Let's consider the differential equation $$at^2\ddot x(t)+bt\dot x(t)+cx(t)=0$$ where $a\neq 0$ and $a,b,c\in\mathbb R$.
Now it says in my book that if $\varphi: (0,\infty)\to\mathbb R$ is a solution, then so is $\tilde\varphi: (-\infty,0)\to\mathbb R, \tilde\varphi(t)=\varphi(-t)$ and I don't understand that.
Don't we have $\frac{d}{dt}\varphi(-t)=-\dot\varphi(t)$? And then $\frac{d^2}{dt^2}\varphi(-t)=\frac{d}{dt}(-\dot\varphi(t))=-\ddot\varphi(t)$?
No matter what I do, if I plug in the derivatives of $\tilde\varphi$, I don't see how it solves the equation above but I'm sure there is a very simple error in my train of thought.
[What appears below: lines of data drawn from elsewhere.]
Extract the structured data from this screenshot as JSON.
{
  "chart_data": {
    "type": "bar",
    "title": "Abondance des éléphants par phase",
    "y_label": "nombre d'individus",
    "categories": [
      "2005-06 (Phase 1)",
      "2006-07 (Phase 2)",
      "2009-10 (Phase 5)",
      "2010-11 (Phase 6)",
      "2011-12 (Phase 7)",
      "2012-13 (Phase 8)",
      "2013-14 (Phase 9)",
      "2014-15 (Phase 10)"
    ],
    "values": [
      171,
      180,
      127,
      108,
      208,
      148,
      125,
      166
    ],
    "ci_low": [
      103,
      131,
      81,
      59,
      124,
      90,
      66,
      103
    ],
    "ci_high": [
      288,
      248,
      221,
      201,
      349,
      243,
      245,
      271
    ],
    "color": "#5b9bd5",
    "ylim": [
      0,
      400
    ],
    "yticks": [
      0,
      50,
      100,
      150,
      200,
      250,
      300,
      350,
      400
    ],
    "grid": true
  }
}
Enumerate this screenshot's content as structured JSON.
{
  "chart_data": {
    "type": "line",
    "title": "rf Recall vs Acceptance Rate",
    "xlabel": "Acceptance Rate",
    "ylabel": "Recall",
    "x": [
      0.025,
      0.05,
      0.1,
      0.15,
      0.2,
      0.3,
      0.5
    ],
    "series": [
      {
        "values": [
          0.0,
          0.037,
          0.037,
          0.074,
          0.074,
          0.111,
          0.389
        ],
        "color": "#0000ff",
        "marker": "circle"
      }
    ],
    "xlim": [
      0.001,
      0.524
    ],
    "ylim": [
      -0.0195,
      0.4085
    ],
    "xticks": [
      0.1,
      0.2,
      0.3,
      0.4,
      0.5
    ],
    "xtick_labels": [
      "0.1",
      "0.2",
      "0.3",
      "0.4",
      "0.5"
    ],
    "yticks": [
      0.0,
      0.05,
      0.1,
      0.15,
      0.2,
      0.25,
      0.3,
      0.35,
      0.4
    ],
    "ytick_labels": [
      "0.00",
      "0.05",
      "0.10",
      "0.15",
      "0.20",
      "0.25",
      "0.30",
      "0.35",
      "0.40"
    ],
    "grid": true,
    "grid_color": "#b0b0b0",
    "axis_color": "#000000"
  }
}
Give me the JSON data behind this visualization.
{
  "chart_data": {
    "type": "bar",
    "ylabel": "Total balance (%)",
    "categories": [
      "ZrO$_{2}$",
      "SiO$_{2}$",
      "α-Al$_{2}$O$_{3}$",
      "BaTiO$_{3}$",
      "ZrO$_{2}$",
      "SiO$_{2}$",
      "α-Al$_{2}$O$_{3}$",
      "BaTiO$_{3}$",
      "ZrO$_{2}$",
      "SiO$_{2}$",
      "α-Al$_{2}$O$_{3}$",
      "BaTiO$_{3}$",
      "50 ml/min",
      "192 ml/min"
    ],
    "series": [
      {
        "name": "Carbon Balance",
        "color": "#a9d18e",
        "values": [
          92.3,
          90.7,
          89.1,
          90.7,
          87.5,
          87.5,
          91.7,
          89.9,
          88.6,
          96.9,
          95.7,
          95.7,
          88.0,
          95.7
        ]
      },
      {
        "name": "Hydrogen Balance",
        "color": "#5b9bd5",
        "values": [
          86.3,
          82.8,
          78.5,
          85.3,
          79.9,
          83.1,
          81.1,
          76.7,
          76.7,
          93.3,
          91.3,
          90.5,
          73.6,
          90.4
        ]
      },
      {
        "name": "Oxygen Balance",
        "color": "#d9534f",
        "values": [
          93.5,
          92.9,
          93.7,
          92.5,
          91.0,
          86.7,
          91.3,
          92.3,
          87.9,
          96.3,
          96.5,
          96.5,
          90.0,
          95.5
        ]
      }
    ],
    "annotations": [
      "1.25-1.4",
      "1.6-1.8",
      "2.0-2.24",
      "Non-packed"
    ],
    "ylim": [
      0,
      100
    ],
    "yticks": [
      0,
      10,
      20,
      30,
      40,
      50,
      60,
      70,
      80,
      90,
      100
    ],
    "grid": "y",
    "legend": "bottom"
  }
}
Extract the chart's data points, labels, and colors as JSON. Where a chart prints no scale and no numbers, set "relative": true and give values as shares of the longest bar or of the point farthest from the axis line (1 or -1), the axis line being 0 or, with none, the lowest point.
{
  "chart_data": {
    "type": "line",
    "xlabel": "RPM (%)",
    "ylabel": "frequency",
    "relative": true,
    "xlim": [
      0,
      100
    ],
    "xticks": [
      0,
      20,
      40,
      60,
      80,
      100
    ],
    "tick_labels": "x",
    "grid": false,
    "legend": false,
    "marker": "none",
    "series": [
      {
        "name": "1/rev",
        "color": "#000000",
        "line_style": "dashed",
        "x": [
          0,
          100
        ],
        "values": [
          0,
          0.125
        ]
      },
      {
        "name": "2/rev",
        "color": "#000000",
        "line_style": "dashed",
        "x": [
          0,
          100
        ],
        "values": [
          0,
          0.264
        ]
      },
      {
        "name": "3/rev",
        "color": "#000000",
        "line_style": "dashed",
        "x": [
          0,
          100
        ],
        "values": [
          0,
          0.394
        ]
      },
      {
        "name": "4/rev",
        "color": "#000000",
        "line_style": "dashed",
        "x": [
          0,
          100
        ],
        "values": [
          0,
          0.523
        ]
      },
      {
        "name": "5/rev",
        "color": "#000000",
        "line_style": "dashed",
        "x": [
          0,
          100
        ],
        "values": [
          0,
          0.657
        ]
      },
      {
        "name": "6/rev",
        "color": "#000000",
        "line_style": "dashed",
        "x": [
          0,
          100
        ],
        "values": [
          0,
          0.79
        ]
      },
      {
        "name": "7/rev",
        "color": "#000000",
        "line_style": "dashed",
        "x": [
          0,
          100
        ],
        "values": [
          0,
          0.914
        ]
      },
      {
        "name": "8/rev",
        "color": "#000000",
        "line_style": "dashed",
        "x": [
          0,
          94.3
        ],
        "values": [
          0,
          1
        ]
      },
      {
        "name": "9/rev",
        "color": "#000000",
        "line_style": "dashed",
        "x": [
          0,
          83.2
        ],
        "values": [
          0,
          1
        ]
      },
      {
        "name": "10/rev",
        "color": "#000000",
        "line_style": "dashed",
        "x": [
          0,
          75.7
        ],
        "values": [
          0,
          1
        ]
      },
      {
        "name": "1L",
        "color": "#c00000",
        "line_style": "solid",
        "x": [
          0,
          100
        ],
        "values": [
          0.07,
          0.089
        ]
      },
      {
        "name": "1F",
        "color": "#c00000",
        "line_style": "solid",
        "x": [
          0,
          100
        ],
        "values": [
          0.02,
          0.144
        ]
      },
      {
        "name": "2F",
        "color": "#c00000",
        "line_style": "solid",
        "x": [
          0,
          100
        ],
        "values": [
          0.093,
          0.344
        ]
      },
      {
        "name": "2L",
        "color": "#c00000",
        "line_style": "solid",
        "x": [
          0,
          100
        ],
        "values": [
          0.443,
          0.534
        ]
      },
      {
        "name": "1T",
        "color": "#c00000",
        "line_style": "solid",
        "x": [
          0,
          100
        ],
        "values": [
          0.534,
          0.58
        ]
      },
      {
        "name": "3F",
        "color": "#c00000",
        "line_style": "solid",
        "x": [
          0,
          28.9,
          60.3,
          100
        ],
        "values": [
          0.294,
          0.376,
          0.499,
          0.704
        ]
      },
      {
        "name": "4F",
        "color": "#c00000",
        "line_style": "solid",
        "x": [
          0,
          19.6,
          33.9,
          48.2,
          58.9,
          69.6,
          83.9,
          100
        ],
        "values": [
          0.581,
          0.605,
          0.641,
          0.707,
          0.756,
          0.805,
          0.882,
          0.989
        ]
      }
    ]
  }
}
Your approach is fine, but something went wrong with signs and parentheses.
Note that $\frac{d}{dt}\big(\varphi(-t)\big)=-\dot\varphi(-t)$ and $$\frac{d^2}{dt^2}\big(\varphi(-t)\big)=\frac{d}{dt}\big(-\dot\varphi(-t)\big)=\ddot\varphi(-t).$$ Moreover, since $\varphi(t)$ is a solution $$at^2\ddot \varphi(t)+bt\dot \varphi(t)+c\varphi(t)=0.$$ Thus, by replacing $t$ with $-t$, we get $$a(-t)^2\ddot \varphi(-t)+b(-t)\dot \varphi(-t)+c\varphi(-t)=0$$ that is $$at^2\frac{d^2}{dt^2}\big(\varphi(-t)\big)+bt\frac{d}{dt}\big(\varphi(-t)\big)+c\varphi(-t)=0$$ which means that $t\to \varphi(-t)$ is a solution.